During the 1930s, he worked in the Agricultural Adjustment Administration. During World War II, he was director of the manufactured dairy products division in the department and also worked on the food aspects of the Lend Lease Program.
Mr. Emery also helped revise standards for grading dairy products and wool and in the 1950s helped develop price support programs for dairy products and livestock commodities.
He later was named director of the livestock and dairy policy staff in the Agricultural Stabilization and Conservation Service.
He was the author of "Dairy Price Support and Related Programs, 1949-1968," a standard reference on the subject.
After leaving the government, Mr. Emery was a private economic consultant.
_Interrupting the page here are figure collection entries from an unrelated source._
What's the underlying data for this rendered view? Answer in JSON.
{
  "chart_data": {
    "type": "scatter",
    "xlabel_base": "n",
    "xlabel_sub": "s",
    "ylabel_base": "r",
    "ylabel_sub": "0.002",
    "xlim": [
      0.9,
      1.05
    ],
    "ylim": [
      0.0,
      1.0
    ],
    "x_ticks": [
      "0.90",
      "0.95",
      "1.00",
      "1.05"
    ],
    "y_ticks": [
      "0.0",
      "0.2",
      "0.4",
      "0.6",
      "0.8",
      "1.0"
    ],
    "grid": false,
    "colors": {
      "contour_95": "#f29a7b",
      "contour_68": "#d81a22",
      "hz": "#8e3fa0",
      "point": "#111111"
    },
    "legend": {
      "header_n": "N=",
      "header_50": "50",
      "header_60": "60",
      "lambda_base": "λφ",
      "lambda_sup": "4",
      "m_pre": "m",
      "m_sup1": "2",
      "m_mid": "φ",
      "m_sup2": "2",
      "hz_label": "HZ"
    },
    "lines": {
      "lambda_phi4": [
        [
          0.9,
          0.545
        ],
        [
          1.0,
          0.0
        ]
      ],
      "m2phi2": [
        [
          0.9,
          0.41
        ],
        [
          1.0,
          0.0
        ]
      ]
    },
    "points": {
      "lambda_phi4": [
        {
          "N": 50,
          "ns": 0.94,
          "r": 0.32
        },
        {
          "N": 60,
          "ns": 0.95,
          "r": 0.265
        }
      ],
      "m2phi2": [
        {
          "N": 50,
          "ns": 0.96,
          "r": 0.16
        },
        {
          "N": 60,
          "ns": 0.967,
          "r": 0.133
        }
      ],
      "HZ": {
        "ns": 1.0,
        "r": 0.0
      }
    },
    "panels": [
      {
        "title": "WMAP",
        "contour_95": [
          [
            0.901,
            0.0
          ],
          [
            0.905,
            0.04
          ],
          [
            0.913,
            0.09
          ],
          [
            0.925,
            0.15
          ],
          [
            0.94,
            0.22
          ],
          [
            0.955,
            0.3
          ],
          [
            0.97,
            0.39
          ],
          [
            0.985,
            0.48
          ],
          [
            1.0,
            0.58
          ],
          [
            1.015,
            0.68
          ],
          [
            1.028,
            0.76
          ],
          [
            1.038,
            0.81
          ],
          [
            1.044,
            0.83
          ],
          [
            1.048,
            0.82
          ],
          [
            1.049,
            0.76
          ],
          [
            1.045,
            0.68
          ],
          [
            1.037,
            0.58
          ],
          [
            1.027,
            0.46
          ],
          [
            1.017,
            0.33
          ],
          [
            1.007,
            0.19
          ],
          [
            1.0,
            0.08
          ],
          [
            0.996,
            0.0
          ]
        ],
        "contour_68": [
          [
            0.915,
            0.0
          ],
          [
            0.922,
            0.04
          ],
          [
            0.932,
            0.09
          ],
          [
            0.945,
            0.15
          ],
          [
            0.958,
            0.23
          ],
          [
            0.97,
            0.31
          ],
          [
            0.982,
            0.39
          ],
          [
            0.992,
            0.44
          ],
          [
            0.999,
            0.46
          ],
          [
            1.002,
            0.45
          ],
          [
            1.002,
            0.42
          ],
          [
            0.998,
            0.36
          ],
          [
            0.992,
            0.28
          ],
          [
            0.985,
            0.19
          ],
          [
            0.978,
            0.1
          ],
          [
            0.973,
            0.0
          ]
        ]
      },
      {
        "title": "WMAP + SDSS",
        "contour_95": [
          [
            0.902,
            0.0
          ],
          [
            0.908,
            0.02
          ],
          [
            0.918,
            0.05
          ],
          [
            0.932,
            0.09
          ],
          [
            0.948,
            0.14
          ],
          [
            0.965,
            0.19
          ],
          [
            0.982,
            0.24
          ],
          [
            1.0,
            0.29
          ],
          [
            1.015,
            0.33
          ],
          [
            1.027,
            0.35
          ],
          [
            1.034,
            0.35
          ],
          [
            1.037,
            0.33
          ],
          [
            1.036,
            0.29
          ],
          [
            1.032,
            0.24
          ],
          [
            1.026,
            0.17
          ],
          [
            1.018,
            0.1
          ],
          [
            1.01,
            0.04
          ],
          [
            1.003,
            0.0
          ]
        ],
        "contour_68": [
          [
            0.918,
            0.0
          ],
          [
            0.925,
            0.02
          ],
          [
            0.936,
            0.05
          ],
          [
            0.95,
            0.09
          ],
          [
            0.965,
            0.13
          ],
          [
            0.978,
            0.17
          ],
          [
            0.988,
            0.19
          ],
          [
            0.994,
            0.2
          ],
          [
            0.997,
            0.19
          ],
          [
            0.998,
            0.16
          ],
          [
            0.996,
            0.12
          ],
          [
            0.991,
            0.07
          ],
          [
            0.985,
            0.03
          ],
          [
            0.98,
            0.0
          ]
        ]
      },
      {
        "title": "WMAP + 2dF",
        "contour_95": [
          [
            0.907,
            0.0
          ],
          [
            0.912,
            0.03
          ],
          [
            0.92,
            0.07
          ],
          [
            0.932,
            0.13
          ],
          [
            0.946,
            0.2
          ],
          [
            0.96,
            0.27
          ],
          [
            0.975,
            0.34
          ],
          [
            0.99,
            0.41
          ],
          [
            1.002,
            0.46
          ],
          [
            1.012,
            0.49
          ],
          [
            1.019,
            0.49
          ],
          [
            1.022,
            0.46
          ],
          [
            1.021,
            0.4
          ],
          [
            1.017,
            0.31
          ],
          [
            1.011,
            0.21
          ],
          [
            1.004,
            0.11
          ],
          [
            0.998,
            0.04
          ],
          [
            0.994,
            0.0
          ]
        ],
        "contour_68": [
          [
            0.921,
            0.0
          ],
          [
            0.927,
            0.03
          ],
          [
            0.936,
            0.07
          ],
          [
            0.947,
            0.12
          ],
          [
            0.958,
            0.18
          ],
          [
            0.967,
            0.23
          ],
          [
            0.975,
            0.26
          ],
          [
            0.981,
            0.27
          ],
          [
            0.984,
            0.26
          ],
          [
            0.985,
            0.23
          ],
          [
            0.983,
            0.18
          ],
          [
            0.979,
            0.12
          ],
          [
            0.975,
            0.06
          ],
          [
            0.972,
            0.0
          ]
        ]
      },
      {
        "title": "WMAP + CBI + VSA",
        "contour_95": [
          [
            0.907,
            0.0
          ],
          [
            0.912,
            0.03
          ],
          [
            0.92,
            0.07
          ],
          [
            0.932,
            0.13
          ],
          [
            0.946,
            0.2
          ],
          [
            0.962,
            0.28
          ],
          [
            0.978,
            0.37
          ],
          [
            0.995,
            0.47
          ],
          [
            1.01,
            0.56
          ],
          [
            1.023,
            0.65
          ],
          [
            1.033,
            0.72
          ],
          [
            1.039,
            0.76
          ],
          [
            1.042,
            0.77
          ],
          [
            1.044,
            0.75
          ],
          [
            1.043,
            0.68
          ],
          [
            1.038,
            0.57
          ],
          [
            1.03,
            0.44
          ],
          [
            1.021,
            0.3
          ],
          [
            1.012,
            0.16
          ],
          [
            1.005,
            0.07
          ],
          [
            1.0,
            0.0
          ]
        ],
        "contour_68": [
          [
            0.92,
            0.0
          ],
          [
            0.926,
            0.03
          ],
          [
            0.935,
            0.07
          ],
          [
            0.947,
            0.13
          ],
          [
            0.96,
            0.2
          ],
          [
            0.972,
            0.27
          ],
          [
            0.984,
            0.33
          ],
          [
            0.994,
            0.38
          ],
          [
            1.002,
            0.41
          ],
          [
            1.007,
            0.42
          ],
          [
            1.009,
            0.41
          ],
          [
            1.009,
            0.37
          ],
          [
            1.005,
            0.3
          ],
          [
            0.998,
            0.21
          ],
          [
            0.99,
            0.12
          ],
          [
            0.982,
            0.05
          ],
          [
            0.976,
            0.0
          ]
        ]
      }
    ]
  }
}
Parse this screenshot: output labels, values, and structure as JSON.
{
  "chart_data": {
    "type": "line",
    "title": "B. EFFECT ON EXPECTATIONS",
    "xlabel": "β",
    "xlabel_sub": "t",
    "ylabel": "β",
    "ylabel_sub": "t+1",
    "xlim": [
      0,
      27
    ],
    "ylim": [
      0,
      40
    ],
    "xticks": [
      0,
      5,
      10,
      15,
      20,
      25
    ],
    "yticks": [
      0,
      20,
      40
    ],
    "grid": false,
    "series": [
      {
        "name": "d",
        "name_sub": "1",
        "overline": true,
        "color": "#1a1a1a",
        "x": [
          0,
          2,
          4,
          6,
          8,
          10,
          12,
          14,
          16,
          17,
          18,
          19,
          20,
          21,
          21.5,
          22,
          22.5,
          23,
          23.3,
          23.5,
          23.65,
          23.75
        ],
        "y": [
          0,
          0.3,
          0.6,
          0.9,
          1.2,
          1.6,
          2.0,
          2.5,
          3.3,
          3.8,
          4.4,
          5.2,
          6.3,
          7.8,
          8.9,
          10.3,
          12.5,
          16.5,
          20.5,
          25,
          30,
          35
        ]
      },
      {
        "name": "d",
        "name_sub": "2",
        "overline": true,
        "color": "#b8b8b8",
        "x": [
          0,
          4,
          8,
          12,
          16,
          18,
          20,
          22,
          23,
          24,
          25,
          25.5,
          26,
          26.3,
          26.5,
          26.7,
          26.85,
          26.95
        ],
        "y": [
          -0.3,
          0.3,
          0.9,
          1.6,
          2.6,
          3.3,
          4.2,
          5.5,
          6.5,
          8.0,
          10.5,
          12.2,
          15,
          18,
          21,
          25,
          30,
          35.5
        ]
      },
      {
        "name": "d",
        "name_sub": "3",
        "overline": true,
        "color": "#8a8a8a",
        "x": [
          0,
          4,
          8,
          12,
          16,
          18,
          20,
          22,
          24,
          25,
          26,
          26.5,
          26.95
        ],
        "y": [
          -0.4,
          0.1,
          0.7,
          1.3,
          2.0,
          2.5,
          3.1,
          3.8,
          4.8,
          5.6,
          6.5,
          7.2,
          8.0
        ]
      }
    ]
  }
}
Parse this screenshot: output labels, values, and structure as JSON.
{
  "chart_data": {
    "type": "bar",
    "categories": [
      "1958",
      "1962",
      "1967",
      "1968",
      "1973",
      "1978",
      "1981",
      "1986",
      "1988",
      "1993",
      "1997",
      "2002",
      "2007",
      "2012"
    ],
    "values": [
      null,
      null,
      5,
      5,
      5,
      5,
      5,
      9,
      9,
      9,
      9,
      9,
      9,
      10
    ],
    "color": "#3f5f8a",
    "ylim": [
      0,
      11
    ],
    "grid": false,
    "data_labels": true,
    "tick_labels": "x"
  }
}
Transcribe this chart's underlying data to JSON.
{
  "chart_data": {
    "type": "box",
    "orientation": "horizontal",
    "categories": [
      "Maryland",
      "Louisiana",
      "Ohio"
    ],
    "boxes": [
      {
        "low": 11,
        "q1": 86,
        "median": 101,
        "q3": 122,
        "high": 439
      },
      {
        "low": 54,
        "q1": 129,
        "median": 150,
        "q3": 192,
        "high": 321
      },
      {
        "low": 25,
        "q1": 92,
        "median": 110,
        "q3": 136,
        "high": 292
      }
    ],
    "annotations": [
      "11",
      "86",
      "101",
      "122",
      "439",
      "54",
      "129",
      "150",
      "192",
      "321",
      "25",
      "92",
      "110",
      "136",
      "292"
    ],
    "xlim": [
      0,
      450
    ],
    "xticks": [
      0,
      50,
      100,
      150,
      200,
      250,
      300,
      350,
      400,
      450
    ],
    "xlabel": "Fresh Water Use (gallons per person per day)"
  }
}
Mr. Emery was born in Bar Harbor, Me., and grew up on a dairy farm there. He earned a bachelor's degree in dairy science at the University of Maine and then taught high school in Holton, Me., for two years. He earned a master's degree in agricultural economics at Oregon State College and then did three more years of graduate work at the University of California at Berkeley.
While at Berkeley, he met Gwenydd Kathleen Lewis. They were married in 1932. Mr. Emery worked for the Federal Land Bank in California for a year before moving to Washington to begin his career at Agriculture.
Mr. Emery's hobbies included fishing. He was a member of the Rock Spring Congregational Church in Arlington.
In addition to his wife, of Falls Church, survivors include three sons, Stephen J. and Rockwell L., both of Arlington, and Donald H., of Blacksburg, Va.; two brothers, Charles, of Farmington Hills, Mich., and Newell, of Bar Harbor, and four grandchildren.
The family suggests that expressions of sympathy be in the form of contributions to the Potomac Lung Association, 9735 Main Street, P.o. Box 277, Fairfax, 22030.